The researchers examined all of the chromosomes to identify genetic variants associated with stroke. They found a link between early stroke and the part of the chromosome that contains the gene that determines blood types A, AB, B and O. They then divided the participants into blood types A, AB, B and O. They compared the prevalence of these blood types among people with early stroke, late stroke, and people who had not had a stroke.

They found that people with early stroke were more likely to have type A blood and less likely to have type O blood. compared to people with late stroke and those without stroke. Both people who had an early stroke and those who had a late stroke were also more likely to have type B blood than controls.
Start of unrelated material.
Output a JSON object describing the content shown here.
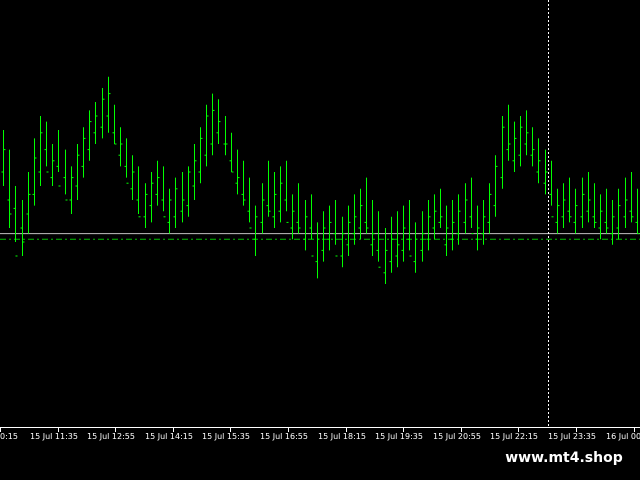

People of European descent were screened and compared 5,825 people with early stroke with 29,320 people who did not have a stroke, the meta-analysis found. 48% of people with an early stroke had a blood type A, compared with 45% of people with a late stroke and 44% of those without a stroke. He also discovered that 35% of people with early stroke have blood group O. wascompared to 39% of people with a late stroke and 41% of those without a stroke.

People with O blood had a 12% lower risk of having a stroke than people with other blood types

After adjusting for gender and other factors, the researchers found that People with type A blood had a 16% increased risk of having an early stroke compared to people with other blood types. People with O blood had a 12% lower risk of having a stroke than people with other blood types.

“This work deepens our understanding of development and changes in early stroke,” said Jennifer Juhl Mazersik, MD, of the University of Utah and a member of the American Academy of Neurology. future research. This is needed to help develop a more accurate understanding of how stroke develops. This could lead to specific preventive treatments for early stroke, leading to less disability during the most productive years of women’s lives. People”.